We got to work, I did my inventory, and made a landing pad for the deliveries on Monday. I knew Ron was worried about finances, in addition to his "Ontological Insecurity" - his words, not mine. [big sigh]
SOOOO, I kept telling myself, it wasn't my fault, Ron just had HIS issues, and the WORST thing I could do was take it personally and get hurt. I did tell him, I felt like "Oh, you're back!" - in a hostile way... and he said he didn't feel that way. Then he did make an apparent effort to control himself.
He made another comment, later, "I know you didn't want to come back." I thought about it, and felt I had to address that, so when he called me to help with something, I brought it up. I then, teasingly, told him it was a very tough call, but he was MARGINALLY cuter than the seagulls. He smiled, and made a cawing sound.
Not to mention, I want and need to be exactly where God places me. God wants me in Houston. In my house. With Ron. Trust me, I have prayed on this many, many, times. Working my job, assisting Ron, and yet ALSO taking time for myself.
Galveston is only 50 miles away. Once I get to the Grayhound, an hour ride. It's affordable. I have never been to the tropics, because I simply can't afford it. Galveston? I can round trip on the bus, rent a motel room, AND eat (cheaply) for less than $100.
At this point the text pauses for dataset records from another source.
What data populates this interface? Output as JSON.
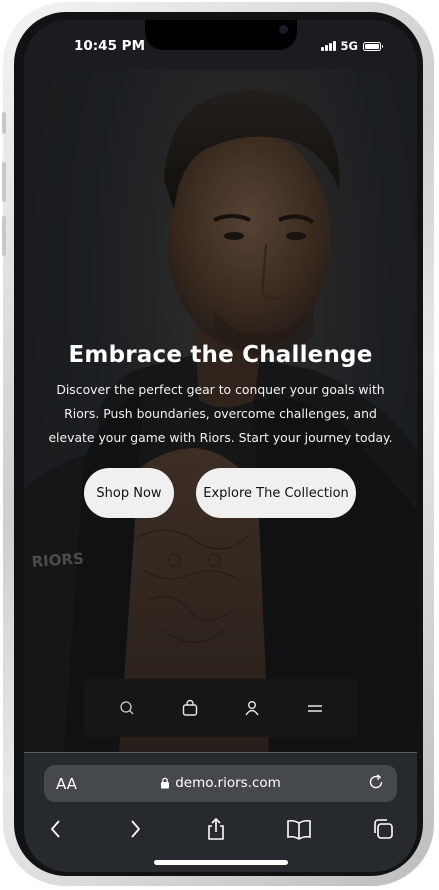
{
  "status_bar": {
    "time": "10:45 PM",
    "network": "5G"
  },
  "hero": {
    "title": "Embrace the Challenge",
    "description": "Discover the perfect gear to conquer your goals with Riors. Push boundaries, overcome challenges, and elevate your game with Riors. Start your journey today.",
    "buttons": {
      "shop_now": "Shop Now",
      "explore": "Explore The Collection"
    },
    "jacket_logo": "RIORS"
  },
  "bottom_nav": {
    "items": [
      {
        "icon": "search-icon"
      },
      {
        "icon": "shopping-bag-icon"
      },
      {
        "icon": "user-icon"
      },
      {
        "icon": "menu-icon"
      }
    ]
  },
  "browser": {
    "text_size_label": "AA",
    "url": "demo.riors.com",
    "toolbar": [
      "back-icon",
      "forward-icon",
      "share-icon",
      "bookmarks-icon",
      "tabs-icon"
    ]
  },
  "colors": {
    "background": "#1e2124",
    "button_bg": "#f0f0f0",
    "nav_bg": "#141618",
    "browser_bar": "#26292d"
  }
}
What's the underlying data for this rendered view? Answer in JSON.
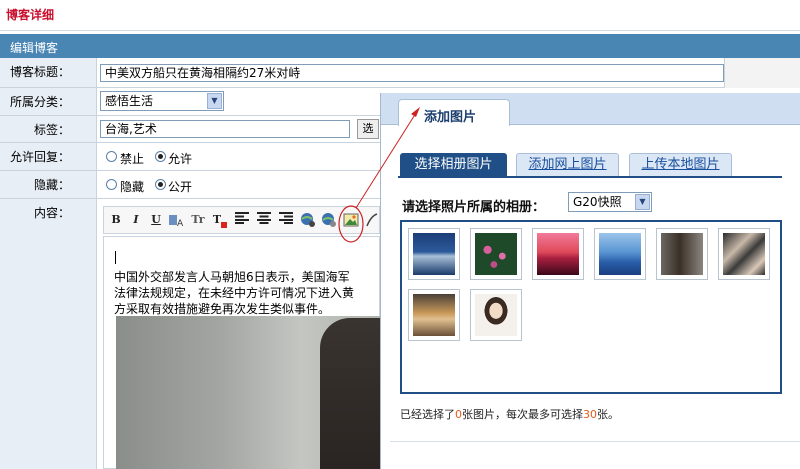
{
  "page": {
    "title": "博客详细",
    "section": "编辑博客"
  },
  "form": {
    "title_label": "博客标题：",
    "title_value": "中美双方船只在黄海相隔约27米对峙",
    "category_label": "所属分类：",
    "category_value": "感悟生活",
    "tags_label": "标签：",
    "tags_value": "台海,艺术",
    "tags_button": "选",
    "reply_label": "允许回复：",
    "reply_opt_no": "禁止",
    "reply_opt_yes": "允许",
    "hide_label": "隐藏：",
    "hide_opt_hide": "隐藏",
    "hide_opt_public": "公开",
    "content_label": "内容："
  },
  "editor": {
    "toolbar": {
      "bold": "B",
      "italic": "I",
      "underline": "U",
      "font": "Tr",
      "color": "T"
    },
    "content_lines": [
      "中国外交部发言人马朝旭6日表示，美国海军",
      "法律法规规定，在未经中方许可情况下进入黄",
      "方采取有效措施避免再次发生类似事件。"
    ]
  },
  "dialog": {
    "tab": "添加图片",
    "subtabs": [
      "选择相册图片",
      "添加网上图片",
      "上传本地图片"
    ],
    "album_prompt": "请选择照片所属的相册：",
    "album_value": "G20快照",
    "status_before": "已经选择了",
    "status_selected": "0",
    "status_mid": "张图片，每次最多可选择",
    "status_max": "30",
    "status_after": "张。"
  },
  "colors": {
    "accent": "#4a86b4",
    "tab_active": "#1f4f86",
    "page_title": "#c8102e",
    "annotation": "#cc2222"
  }
}
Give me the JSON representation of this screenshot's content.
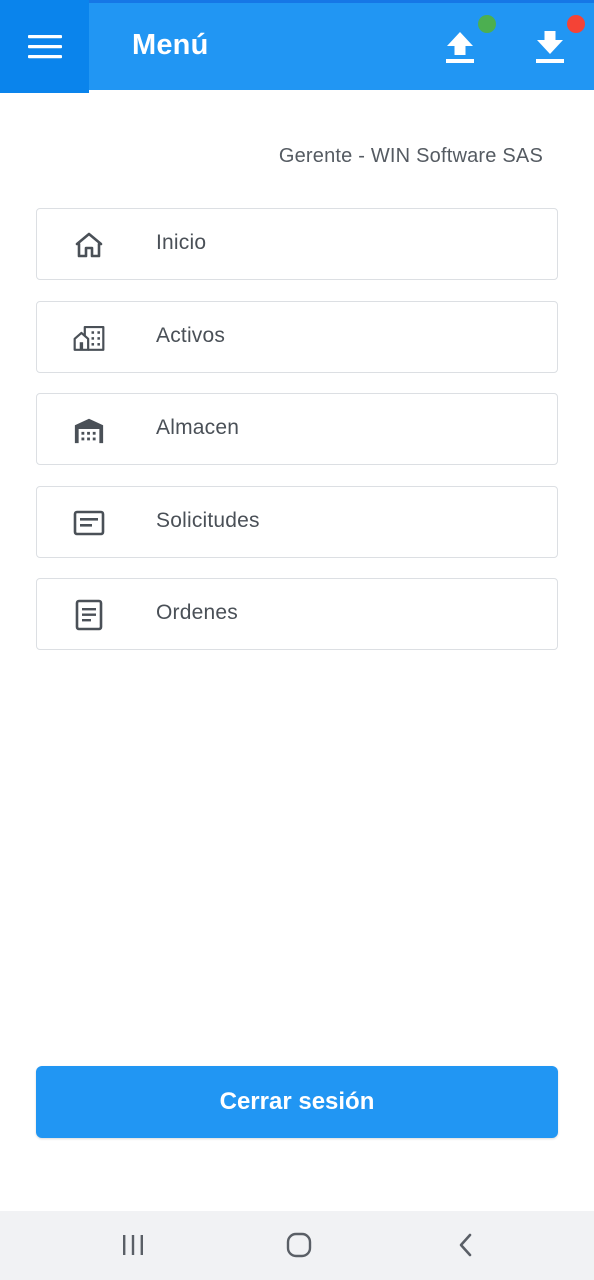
{
  "header": {
    "title": "Menú",
    "menu_icon": "hamburger-menu-icon",
    "upload_icon": "upload-icon",
    "download_icon": "download-icon",
    "upload_status_color": "#4CAF50",
    "download_status_color": "#F44336",
    "bar_color": "#2196F3"
  },
  "user": {
    "label": "Gerente - WIN Software SAS"
  },
  "menu": {
    "items": [
      {
        "label": "Inicio",
        "icon": "home-icon"
      },
      {
        "label": "Activos",
        "icon": "buildings-icon"
      },
      {
        "label": "Almacen",
        "icon": "warehouse-icon"
      },
      {
        "label": "Solicitudes",
        "icon": "message-icon"
      },
      {
        "label": "Ordenes",
        "icon": "document-icon"
      }
    ]
  },
  "footer": {
    "logout_label": "Cerrar sesión"
  },
  "system_nav": {
    "recents_icon": "recents-icon",
    "home_icon": "home-circle-icon",
    "back_icon": "back-chevron-icon"
  }
}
God knows, back in the day, I used to spend more than that. It would, and will, be easy to budget $40 a pay period, save that up for a few months, and take a little trip.
I forgot to mention, my first day there, I fed a loaf of bread to some seagulls. I called Ron to share, but he didn't pick up. I left him a 2 minute message, me feeding seagulls. Loud cawing noises, me making coaxing sounds to the birds, the wind and the water. He really liked it.
I'm not embedded in my life; I'm not grown into the house. I can certainly take a couple days off in the middle of the week, during a slow period, at work. Ron will be fine with some TV dinners. It is perfectly easy and safe for me to get downtown on the bus, take the Grayhound bus, and spend some time on the beach.
Especially since I have my new, nifty, folding purple chair.
1 comment:
I am so happy you foun a place to go for a rest when you need it!